Cassiel has a secret–sometimes she experiences the future just a few seconds or few hours before it happens. Then she changes it. She thinks of it as an extreme form of deja vu, but she’s also aware that most people will think she’s crazy.
In her future world, Earth, under the auspices of ESE (Earth Space Exploration) is engaged in a long-running interstellar war with the Thell’eons. Her brother Daz is missing in action, after leaving for a mission that no one is willing to admit he’s on. But then, he is in ESE’s equivalent of the spook squad.
So Cassie joins the ESE Academy to make sure that she can hunt her brother down personally, since the ESE doesn’t seem willing to admit he’s lost.
And that’s where the story really begins. Because after Cassie fails her end-of-year exams, she’s given an unprecedented second chance, which is also rigged for failure. And finally, the ESE has her where they really want her; willing to do anything to stay in the ESE. Including let herself be captured by the Thell’eons.
Who seem to have made it part of their ongoing mission to capture human females, supposedly because Thell’eon females don’t enjoy sex, and human women do.
Of course, their society is way more complicated than that. But then, the ESE is nothing like it seems, either.
Everyone wants to use Cassie for something. The Thell’eons, the ESE, and even the man who claims to want to protect her.
It’s only when Cassie finally discovers who and what she really is that she starts questioning whether she should be using them for her own ends.
If she can figure out which of the possible futures she sees is the best one–for everyone.
Escape Rating B: No one is exactly what they seem, and that’s a lesson that Cassie spends the whole book learning. By seeing things from inside her head, we’re able to understand why she doesn’t get how much she’s being used; she doesn’t have the experience yet to be as cynical as she should be. And she truly wants to believe the best of everyone.
Too many of the men who Cassie deals with tend to fall in love with her, or at least become very protective very quickly. It’s explained in the story by the reason why so few females remain cadets in the ESE, and by the way that the Thell’eon society is structured. It’s a bit of “handwavium” but it’s consistent in the story.

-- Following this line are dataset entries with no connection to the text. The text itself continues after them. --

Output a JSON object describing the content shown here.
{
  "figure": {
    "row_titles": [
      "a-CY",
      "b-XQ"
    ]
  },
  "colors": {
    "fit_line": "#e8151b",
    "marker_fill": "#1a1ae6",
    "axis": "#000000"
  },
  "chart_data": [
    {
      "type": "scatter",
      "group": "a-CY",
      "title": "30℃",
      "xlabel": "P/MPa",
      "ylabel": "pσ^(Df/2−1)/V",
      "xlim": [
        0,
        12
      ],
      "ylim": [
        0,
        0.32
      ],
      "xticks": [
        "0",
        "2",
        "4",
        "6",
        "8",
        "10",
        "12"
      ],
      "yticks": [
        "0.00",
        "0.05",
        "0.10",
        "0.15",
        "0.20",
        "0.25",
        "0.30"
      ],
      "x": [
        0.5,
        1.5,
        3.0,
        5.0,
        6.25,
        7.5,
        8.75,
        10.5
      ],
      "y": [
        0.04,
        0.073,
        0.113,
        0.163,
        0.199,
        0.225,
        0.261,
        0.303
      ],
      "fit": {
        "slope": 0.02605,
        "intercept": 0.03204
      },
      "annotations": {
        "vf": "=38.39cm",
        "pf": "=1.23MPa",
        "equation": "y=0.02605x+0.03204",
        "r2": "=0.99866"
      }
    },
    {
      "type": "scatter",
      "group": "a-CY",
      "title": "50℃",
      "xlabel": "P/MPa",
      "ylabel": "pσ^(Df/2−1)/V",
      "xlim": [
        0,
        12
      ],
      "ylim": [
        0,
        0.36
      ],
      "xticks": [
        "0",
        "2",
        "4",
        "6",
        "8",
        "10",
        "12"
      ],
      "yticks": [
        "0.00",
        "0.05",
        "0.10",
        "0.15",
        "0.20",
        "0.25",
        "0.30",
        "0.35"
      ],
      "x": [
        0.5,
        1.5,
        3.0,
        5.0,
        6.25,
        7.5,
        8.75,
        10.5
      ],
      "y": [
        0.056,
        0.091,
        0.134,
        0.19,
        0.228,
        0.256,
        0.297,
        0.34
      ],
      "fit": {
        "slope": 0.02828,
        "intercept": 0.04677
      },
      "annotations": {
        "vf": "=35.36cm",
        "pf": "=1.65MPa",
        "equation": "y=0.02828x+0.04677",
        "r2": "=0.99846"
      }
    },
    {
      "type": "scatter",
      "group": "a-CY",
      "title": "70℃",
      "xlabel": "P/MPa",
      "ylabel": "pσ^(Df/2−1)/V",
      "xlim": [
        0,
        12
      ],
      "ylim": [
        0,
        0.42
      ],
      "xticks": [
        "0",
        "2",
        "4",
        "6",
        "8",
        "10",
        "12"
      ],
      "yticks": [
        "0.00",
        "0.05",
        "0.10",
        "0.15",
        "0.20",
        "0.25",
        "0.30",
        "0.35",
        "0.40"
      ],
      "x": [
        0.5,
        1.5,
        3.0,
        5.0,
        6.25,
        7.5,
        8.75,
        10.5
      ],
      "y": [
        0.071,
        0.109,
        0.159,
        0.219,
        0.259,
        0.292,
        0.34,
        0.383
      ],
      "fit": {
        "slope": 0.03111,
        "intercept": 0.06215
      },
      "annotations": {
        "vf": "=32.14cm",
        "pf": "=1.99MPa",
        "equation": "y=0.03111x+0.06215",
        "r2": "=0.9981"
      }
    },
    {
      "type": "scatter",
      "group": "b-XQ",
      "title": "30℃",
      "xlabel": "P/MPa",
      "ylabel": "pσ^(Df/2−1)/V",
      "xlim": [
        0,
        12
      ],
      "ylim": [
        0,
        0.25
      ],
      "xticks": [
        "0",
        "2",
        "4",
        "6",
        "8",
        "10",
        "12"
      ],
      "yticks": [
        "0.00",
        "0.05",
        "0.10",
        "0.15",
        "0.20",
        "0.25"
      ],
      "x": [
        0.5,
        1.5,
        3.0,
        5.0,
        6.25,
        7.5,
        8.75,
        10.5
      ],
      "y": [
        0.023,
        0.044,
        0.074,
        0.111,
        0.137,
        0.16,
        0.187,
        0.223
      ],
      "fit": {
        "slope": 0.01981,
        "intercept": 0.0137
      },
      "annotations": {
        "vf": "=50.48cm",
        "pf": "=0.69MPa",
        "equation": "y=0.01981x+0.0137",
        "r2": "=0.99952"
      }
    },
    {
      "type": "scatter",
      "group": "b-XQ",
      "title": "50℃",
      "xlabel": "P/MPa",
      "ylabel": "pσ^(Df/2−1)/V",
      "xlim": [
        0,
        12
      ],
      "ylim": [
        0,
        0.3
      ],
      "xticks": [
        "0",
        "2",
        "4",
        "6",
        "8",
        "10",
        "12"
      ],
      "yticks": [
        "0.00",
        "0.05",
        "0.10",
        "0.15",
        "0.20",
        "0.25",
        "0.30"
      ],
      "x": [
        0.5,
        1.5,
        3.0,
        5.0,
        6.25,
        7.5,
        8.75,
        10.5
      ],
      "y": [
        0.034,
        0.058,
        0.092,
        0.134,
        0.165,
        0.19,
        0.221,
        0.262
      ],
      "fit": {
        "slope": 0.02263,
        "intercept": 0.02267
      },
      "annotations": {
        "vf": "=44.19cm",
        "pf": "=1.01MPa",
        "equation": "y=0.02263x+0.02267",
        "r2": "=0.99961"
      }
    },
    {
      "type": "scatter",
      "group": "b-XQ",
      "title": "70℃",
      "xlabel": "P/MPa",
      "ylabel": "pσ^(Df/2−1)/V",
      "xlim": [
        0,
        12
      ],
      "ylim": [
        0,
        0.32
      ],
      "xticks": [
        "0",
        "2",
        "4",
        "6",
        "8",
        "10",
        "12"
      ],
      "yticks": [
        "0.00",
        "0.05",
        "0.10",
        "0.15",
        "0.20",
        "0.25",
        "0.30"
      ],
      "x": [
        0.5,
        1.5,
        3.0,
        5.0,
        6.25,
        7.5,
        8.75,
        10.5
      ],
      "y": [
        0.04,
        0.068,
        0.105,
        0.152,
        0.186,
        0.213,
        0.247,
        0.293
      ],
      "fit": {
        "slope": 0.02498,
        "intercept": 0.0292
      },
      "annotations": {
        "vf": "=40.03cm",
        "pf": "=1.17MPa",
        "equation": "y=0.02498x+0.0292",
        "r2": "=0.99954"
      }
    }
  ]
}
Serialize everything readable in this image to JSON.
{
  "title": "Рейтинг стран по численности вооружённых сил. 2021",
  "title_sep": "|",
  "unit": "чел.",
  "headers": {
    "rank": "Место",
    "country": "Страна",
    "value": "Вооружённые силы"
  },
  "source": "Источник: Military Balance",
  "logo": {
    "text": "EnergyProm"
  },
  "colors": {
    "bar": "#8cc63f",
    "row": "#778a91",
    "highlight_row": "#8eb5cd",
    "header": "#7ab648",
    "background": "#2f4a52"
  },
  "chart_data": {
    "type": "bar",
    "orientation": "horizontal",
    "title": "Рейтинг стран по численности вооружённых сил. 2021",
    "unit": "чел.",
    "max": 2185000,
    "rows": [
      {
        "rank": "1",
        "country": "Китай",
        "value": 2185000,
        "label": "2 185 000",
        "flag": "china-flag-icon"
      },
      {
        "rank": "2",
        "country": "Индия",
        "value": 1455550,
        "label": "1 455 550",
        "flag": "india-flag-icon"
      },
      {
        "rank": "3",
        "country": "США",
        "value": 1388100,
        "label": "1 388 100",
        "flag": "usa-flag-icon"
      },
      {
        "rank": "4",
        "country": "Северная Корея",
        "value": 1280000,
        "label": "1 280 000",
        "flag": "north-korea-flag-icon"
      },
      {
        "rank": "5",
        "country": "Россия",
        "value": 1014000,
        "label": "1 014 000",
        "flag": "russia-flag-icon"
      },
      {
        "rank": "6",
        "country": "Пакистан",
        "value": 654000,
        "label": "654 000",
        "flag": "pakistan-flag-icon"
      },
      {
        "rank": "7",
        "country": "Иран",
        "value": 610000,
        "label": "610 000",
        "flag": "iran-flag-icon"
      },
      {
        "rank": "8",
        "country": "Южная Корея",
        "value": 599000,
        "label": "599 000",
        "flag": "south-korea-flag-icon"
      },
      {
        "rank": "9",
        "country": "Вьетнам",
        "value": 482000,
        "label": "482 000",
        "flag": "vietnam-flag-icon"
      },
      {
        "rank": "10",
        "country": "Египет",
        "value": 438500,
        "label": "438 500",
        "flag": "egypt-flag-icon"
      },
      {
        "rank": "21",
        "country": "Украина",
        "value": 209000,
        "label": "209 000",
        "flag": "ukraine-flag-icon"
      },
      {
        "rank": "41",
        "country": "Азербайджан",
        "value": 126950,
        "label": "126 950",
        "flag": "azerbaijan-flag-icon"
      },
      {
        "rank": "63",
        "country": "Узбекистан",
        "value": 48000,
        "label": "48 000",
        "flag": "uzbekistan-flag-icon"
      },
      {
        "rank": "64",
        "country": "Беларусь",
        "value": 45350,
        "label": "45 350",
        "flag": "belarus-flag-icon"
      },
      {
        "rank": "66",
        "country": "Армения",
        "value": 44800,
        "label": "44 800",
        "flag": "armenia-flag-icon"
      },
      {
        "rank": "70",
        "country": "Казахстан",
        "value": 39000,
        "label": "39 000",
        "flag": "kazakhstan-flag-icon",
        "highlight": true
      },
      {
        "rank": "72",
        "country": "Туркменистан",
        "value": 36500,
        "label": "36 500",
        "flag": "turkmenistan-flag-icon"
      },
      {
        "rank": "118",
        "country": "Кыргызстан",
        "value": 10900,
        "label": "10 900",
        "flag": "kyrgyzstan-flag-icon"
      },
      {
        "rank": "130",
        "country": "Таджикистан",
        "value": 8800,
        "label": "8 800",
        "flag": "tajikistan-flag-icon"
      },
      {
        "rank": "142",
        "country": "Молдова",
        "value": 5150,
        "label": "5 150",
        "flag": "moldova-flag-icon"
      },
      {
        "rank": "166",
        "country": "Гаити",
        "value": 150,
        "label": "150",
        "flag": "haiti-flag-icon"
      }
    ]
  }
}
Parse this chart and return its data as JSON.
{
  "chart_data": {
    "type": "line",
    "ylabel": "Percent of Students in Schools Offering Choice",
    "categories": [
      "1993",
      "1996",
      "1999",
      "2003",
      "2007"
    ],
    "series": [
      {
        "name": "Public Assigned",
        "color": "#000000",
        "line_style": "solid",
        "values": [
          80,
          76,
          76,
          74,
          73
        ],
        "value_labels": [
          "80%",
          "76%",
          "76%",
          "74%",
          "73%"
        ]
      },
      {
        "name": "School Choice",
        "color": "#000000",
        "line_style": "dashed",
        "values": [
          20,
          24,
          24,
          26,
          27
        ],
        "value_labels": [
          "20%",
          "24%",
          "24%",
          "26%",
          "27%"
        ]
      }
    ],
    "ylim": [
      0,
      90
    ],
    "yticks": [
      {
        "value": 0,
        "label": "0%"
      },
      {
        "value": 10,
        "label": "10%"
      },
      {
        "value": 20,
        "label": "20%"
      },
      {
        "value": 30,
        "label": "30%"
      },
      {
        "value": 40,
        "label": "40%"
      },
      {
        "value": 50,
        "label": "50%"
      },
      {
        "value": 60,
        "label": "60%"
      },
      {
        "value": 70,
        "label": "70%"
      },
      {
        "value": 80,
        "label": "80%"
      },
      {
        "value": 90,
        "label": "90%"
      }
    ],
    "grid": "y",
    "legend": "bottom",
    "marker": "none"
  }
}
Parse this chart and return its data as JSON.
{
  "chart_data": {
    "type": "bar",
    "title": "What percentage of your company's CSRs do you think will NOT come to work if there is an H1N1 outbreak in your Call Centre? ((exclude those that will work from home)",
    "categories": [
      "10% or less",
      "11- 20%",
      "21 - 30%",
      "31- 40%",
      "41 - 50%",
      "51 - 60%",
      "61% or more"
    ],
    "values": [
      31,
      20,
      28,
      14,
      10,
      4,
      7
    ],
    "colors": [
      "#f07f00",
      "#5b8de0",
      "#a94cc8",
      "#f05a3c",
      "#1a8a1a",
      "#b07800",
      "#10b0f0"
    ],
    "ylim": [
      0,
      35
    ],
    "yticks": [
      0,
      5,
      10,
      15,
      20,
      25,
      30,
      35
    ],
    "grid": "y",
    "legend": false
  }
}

Also Cassie doesn’t know how valuable she is to both war efforts. At the beginning, she doesn’t even know the true nature of the war, and what her deja vu gift really is. Or how it makes her a target.
So the story is Cassie’s journey of discovery, and some of that discovery concerns her own sexuality. One man seems to love her, and one alien wants her for the war effort. She’s still in the process of figuring out whether either of them wants her for herself, but her experimentation is as emotional as it is physical.
Be prepared for an ending that leaves a lot of loose ends dangling. Cassie spends a lot of this book being a pawn for the various sides in the war, but by the end she finally realizes that she needs to decide where she belongs, and where she can do the most good.
A question which is much, much bigger at the end than she ever imagined.